Que nadie se deje engañar por las apariencias: Harlem no provienen del barrio de Manhattan (a pesar de su nombre) ni de la costa californiana (a pesar de su sonido); y “Hippies” (Matador / PopStock!, 2010) no es su álbum de debut, aunque muchos lo pensasen por no tener referencias pasadas del grupo y por el revuelo levantado en la blogosfera indie desde incluso antes de su publicación. En realidad, Curtis O’Mara y Michael Croomers son originarios de Tucson (Arizona), donde vivieron desde su nacimiento, se hicieron amigos de jóvenes y se enrolaron en diversas y variopintas bandas de garage-rock y punk hasta que tomaron rumbo hacia la gran ciudad por separado. Los designios del destino los volvió a juntar en Nashville, para luego establecerse definitivamente en Austin (Texas). Un largo viaje por lugares repletos de auténtica mitología musical tras el cual parieron su primera obra conocida bajo la marca Harlem, “Free Drugs” (Female Fantasy, 2009): un disco de estreno que no se salía de los cánones que habían seguido ambos con sus proyectos juveniles pero que provocó que llamase la atención de un sello histórico como Matador. Y ya se sabe, basta con tener un buen respaldo detrás para que una banda salte del anonimato a la palestra mediática por arte de magia, algo que Curtis y Michael consiguieron en poco más de un año.
Con lo que no contaban (aunque seguro que no le dieron demasiadas vueltas al asunto, tienen pinta de ello) era con que en ese tramo de tiempo les surgirían competidores que rápidamente les tomarían la delantera. Porque lo primero que viene a la cabeza tras escuchar los primeros compases de “Hippies” es que podrían pasar por una versión más desaliñada y sin las vestiduras de modernillos de The Drums, o por unos Girls más ruidosos y menos blandengues. Lo que sí comparten con unos y otros es su habilidad para montarse en tablas de surf imaginarias y recuperar con sus guitarras los sonidos de los sesenta más soleados y las melodías de, claro está, The Beach Boys. Sin embargo, el empeño de este par de tejanos de adopción no es imitar al pie de la letra a sus antepasados más lejanos o a sus coetáneos, sobre todo si se atiende a sus gustos personales: algún que otro ídolo punk salido de las alcantarillas de su Tucson natal y Nirvana. Y si seguimos esta última línea que nos lleva a los 90, hasta se podrían establecer ciertos paralelismos con el lo-fi y el noise practicado durante buena parte de esa década. Una vez más, me temo que Harlem se pasan todas esas supuestas influencias por el forro.

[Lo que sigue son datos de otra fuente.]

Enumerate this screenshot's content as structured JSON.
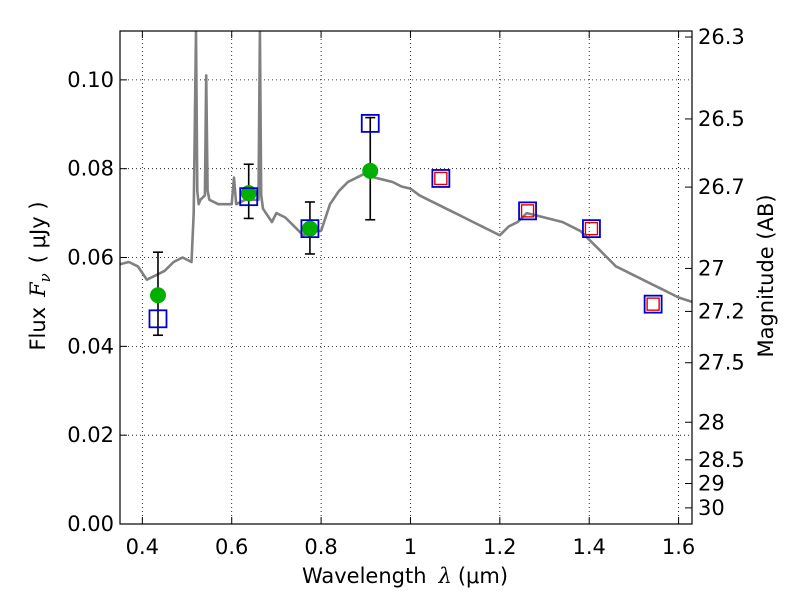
{
  "chart_data": {
    "type": "scatter",
    "xlabel": "Wavelength",
    "xlabel_symbol": "λ",
    "xlabel_unit": "(μm)",
    "ylabel": "Flux",
    "ylabel_symbol": "F",
    "ylabel_sub": "ν",
    "ylabel_unit": "( μJy )",
    "y2label": "Magnitude (AB)",
    "xlim": [
      0.35,
      1.63
    ],
    "ylim": [
      0.0,
      0.111
    ],
    "grid": true,
    "x_ticks": [
      0.4,
      0.6,
      0.8,
      1.0,
      1.2,
      1.4,
      1.6
    ],
    "x_tick_labels": [
      "0.4",
      "0.6",
      "0.8",
      "1",
      "1.2",
      "1.4",
      "1.6"
    ],
    "y_ticks": [
      0.0,
      0.02,
      0.04,
      0.06,
      0.08,
      0.1
    ],
    "y_tick_labels": [
      "0.00",
      "0.02",
      "0.04",
      "0.06",
      "0.08",
      "0.10"
    ],
    "mag_ticks": [
      26.3,
      26.5,
      26.7,
      27,
      27.2,
      27.5,
      28,
      28.5,
      29,
      30
    ],
    "mag_tick_labels": [
      "26.3",
      "26.5",
      "26.7",
      "27",
      "27.2",
      "27.5",
      "28",
      "28.5",
      "29",
      "30"
    ],
    "series": [
      {
        "kind": "line",
        "color": "#808080",
        "x": [
          0.35,
          0.37,
          0.39,
          0.41,
          0.43,
          0.45,
          0.47,
          0.49,
          0.51,
          0.515,
          0.52,
          0.523,
          0.526,
          0.53,
          0.54,
          0.543,
          0.546,
          0.55,
          0.57,
          0.6,
          0.605,
          0.61,
          0.63,
          0.65,
          0.66,
          0.663,
          0.666,
          0.67,
          0.69,
          0.7,
          0.72,
          0.74,
          0.76,
          0.78,
          0.8,
          0.82,
          0.84,
          0.86,
          0.88,
          0.9,
          0.92,
          0.94,
          0.96,
          0.98,
          1.0,
          1.02,
          1.04,
          1.06,
          1.08,
          1.1,
          1.12,
          1.14,
          1.16,
          1.18,
          1.2,
          1.22,
          1.24,
          1.26,
          1.28,
          1.3,
          1.32,
          1.34,
          1.36,
          1.38,
          1.4,
          1.42,
          1.44,
          1.46,
          1.48,
          1.5,
          1.52,
          1.54,
          1.56,
          1.58,
          1.6,
          1.63
        ],
        "y": [
          0.0585,
          0.059,
          0.058,
          0.055,
          0.056,
          0.057,
          0.059,
          0.06,
          0.059,
          0.07,
          0.111,
          0.075,
          0.072,
          0.073,
          0.074,
          0.101,
          0.075,
          0.073,
          0.072,
          0.072,
          0.078,
          0.072,
          0.073,
          0.073,
          0.073,
          0.111,
          0.074,
          0.071,
          0.068,
          0.07,
          0.069,
          0.067,
          0.065,
          0.066,
          0.066,
          0.072,
          0.075,
          0.077,
          0.078,
          0.079,
          0.078,
          0.0775,
          0.077,
          0.076,
          0.0755,
          0.074,
          0.073,
          0.072,
          0.071,
          0.07,
          0.069,
          0.068,
          0.067,
          0.066,
          0.065,
          0.067,
          0.068,
          0.07,
          0.0695,
          0.069,
          0.0685,
          0.068,
          0.067,
          0.066,
          0.064,
          0.062,
          0.06,
          0.058,
          0.057,
          0.056,
          0.055,
          0.054,
          0.053,
          0.052,
          0.051,
          0.05
        ]
      },
      {
        "kind": "points",
        "marker": "circle",
        "color": "#00b000",
        "x": [
          0.435,
          0.638,
          0.775,
          0.91
        ],
        "y": [
          0.0515,
          0.0745,
          0.0665,
          0.0795
        ],
        "yerr_low": [
          0.0425,
          0.0688,
          0.0608,
          0.0685
        ],
        "yerr_high": [
          0.0612,
          0.081,
          0.0725,
          0.0915
        ]
      },
      {
        "kind": "points",
        "marker": "square",
        "color": "#0000cc",
        "x": [
          0.435,
          0.638,
          0.775,
          0.91,
          1.068,
          1.262,
          1.405,
          1.543
        ],
        "y": [
          0.0462,
          0.0737,
          0.0665,
          0.0902,
          0.0778,
          0.0705,
          0.0665,
          0.0495
        ]
      },
      {
        "kind": "points",
        "marker": "square-small",
        "color": "#e00000",
        "x": [
          1.068,
          1.262,
          1.405,
          1.543
        ],
        "y": [
          0.0778,
          0.0705,
          0.0665,
          0.0495
        ]
      }
    ]
  }
}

“Hippies” arranca con la quinta puesta, a todo trapo, y así se mantiene (bueno, alguna marcha reduce por el camino) hasta que llega el stop en el ¿decimosexto? corte. Exacto, dieciséis temas en cuarenta minutos, cumpliendo a rajatabla la máxima del rock que afirma que si las canciones no sobrepasan los tres minutos, mejor que mejor. Toda una declaración de principios e intenciones que Curtis y Michael parecen ejecutar en su garaje, con el portalón abierto, de cara a la calle, para molestar a sus vecinos o para que cualquier transeúnte curioso se pare a verlos y escucharlos. Esto da una idea de cómo hay que zambullirse en este álbum: reproduciéndolo de un tirón y con el volumen bien alto (el lugar donde se haga no importa).
A todo esto, ¿saben los queridos lectores de FPM? Esta vez no voy a mencionar el nombre de ninguna de las canciones de este LP. Todas son igual de disfrutables, aunque se corre el riesgo de que lleguen a empachar por el gran parecido entre ellas (tono vocal, ritmo, giros guitarreros, etc.). Pero aquí no nos vamos a poner sibaritas: que cada uno engulla “Hippies” como le apetezca… y si, al acabar, suelta un buen eructo, que aproveche.